Another problem we’re solving is patching and updating/upgrading the instances since everything is happening using the golden image pipeline and the ASG (being used for rolling upgrades).

Any files/configurations require dynamic intervention you should leave their bootstrapping to the userdata script, which is executed by all new nodes during the boot phase. It’s also here where we handle registering new nodes as well as removing old ones from the cluster ecosystem. Check the best practices section below to find out what we did in terms of configuration.

Best practices:

During the deployment I have changed several things, several times. Here’s some distilled knowledge:

Build a robust etcd cluster:

● You are relying on etcd. If etcd dies, your service dies and we do not want that. Read the etcd section above for some ideas. You could also reuse an existing etcd cluster or get one as a managed service (which AWS provides);

Be creative with the cluster node names:

● We’re deploying things on AWS. Instead of backend-1 or backend-2 we could use the instance id names, which can be dynamically obtained from the instance metadata service. This solves a lot of problems since we are not relying on specific names and it is 100% sure that we will not have conflicts in the names;

Autoscaling does not necessarily need to be used to scale in and out your servers.

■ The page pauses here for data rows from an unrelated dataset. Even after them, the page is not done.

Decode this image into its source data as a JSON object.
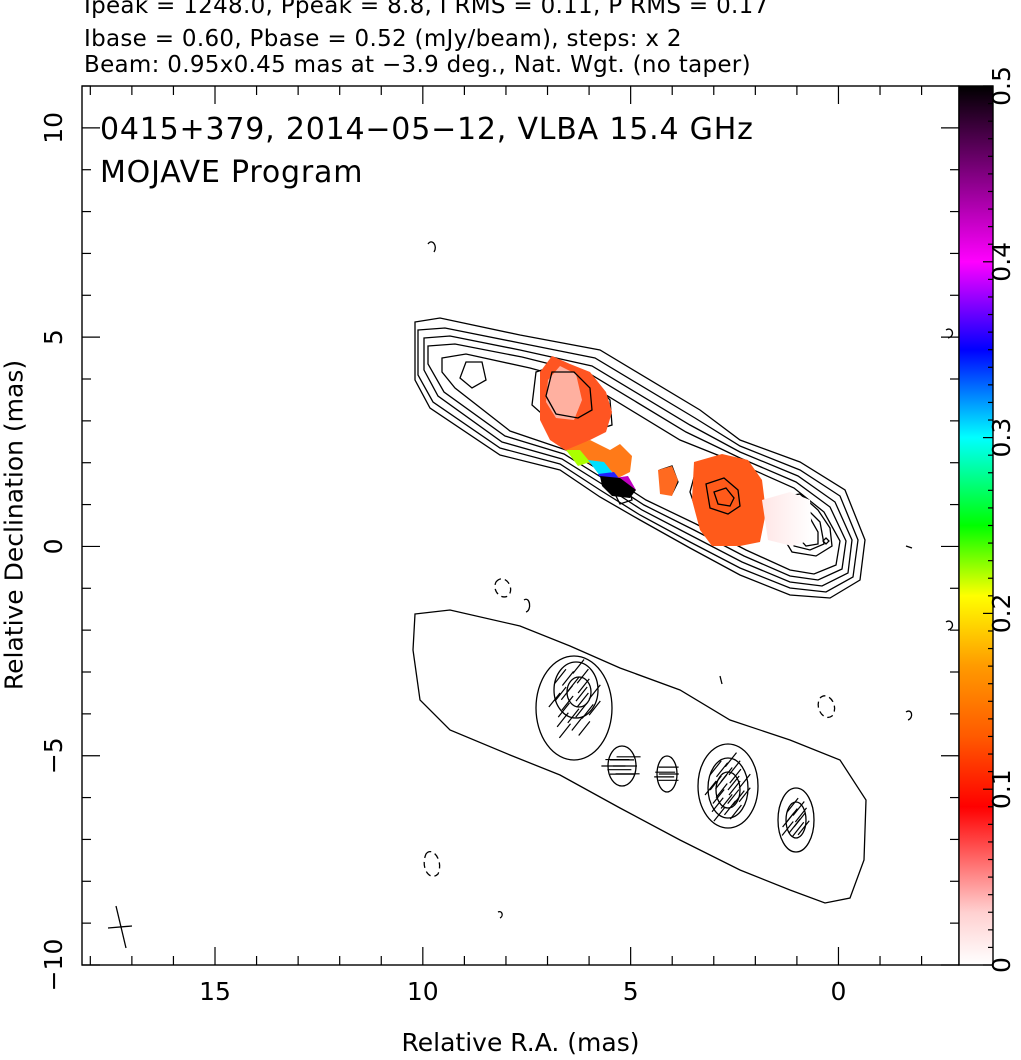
{
  "header": {
    "line1": "Ipeak = 1248.0, Ppeak = 8.8, I RMS = 0.11, P RMS = 0.17",
    "line2": "Ibase = 0.60, Pbase = 0.52 (mJy/beam), steps: x 2",
    "line3": "Beam: 0.95x0.45 mas at −3.9 deg., Nat. Wgt. (no taper)"
  },
  "annotation": {
    "line1": "0415+379, 2014−05−12, VLBA 15.4 GHz",
    "line2": "MOJAVE Program"
  },
  "axes": {
    "xlabel": "Relative R.A. (mas)",
    "ylabel": "Relative Declination (mas)"
  },
  "chart_data": {
    "type": "heatmap",
    "x_range": [
      18.2,
      -2.9
    ],
    "y_range": [
      -10,
      11
    ],
    "x_ticks": [
      15,
      10,
      5,
      0
    ],
    "x_tick_labels": [
      "15",
      "10",
      "5",
      "0"
    ],
    "y_ticks": [
      10,
      5,
      0,
      -5,
      -10
    ],
    "y_tick_labels": [
      "10",
      "5",
      "0",
      "−5",
      "−10"
    ],
    "colorbar": {
      "range": [
        0,
        0.5
      ],
      "ticks": [
        0,
        0.1,
        0.2,
        0.3,
        0.4,
        0.5
      ],
      "tick_labels": [
        "0",
        "0.1",
        "0.2",
        "0.3",
        "0.4",
        "0.5"
      ],
      "colormap": [
        "#ffffff",
        "#ff0000",
        "#ff8c00",
        "#ffff00",
        "#00ff00",
        "#00ffff",
        "#0000ff",
        "#ff00ff",
        "#000000"
      ]
    },
    "stokes_i_contours_upper": {
      "core": [
        0.0,
        0.3
      ],
      "knots": [
        {
          "x": 6.6,
          "y": 3.7,
          "value": 0.07
        },
        {
          "x": 2.6,
          "y": 1.2,
          "value": 0.08
        },
        {
          "x": 5.2,
          "y": 1.6,
          "value": 0.5
        },
        {
          "x": 4.0,
          "y": 1.7,
          "value": 0.09
        },
        {
          "x": 0.9,
          "y": 0.5,
          "value": 0.01
        }
      ]
    },
    "polarization_knots_lower": [
      {
        "x": 6.4,
        "y": -3.4
      },
      {
        "x": 5.0,
        "y": -5.2
      },
      {
        "x": 4.0,
        "y": -5.4
      },
      {
        "x": 2.9,
        "y": -5.9
      },
      {
        "x": 0.9,
        "y": -6.5
      }
    ]
  }
}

Size your environment properly:

● In case you’re wondering what type of hardware to use, think no more. You can find some really useful info here:

i. https://etcd.io/docs/v3.3.12/op-guide/hardware/

ii. https://docs.sensu.io/sensu-go/5.15/installation/recommended-hardware/

Load balancing is made easy thanks to AWS. ALB is the best choice for microservices based architectures and also supports websockets needed for the agent communication. Among other features it also offers built-in-authentication, which can be extremely useful since at the moment of writing Sensu’s SSO support mature enough.

Use RBAC wisely

● This is going to solve many issues around multi tenancy, SSO etc.

Create golden images

● Save yourself and your team a lot of deployment time

Utc clock

● Many things in life have to do with good timing. We are going to apply the same in our cluster. We do want to have our cluster in perfect sync and this is going to happen by using the same clocks,

Security is a habit not an act (seriously paraphrasing Aristotle here…but it is true).

● i.e. think, before you start having problems…

Certificate management

● There are some nice solutions out there, e.g. AWS or Vault

Version control your checks

● Everything as a code…

Have naming conventions for everything

● Make it look nice!

Lint, lint, and lint some more!

Someone needs to monitor your monitoring system.

● For obvious reasons. Luckily this can happen using Cloudwatch and custom alerts (even using Lambda functions + Lifecycle policies)

Build a CI pipeline

Keep simple documentation and include some use cases

Ownership — Share it!

Use tags and prefixes for your resources

It’s open-source. Become part of the community and talk!

Am I forgetting something?

Probably! If everyone in your team knows what is happening though, they will let you know! Keep everyone involved. Monitoring and reliability are a team effort.

p.s. Special thanks to Goncalo Barroso and Robert Mason for reviewing the article and making this an easier read for everyone.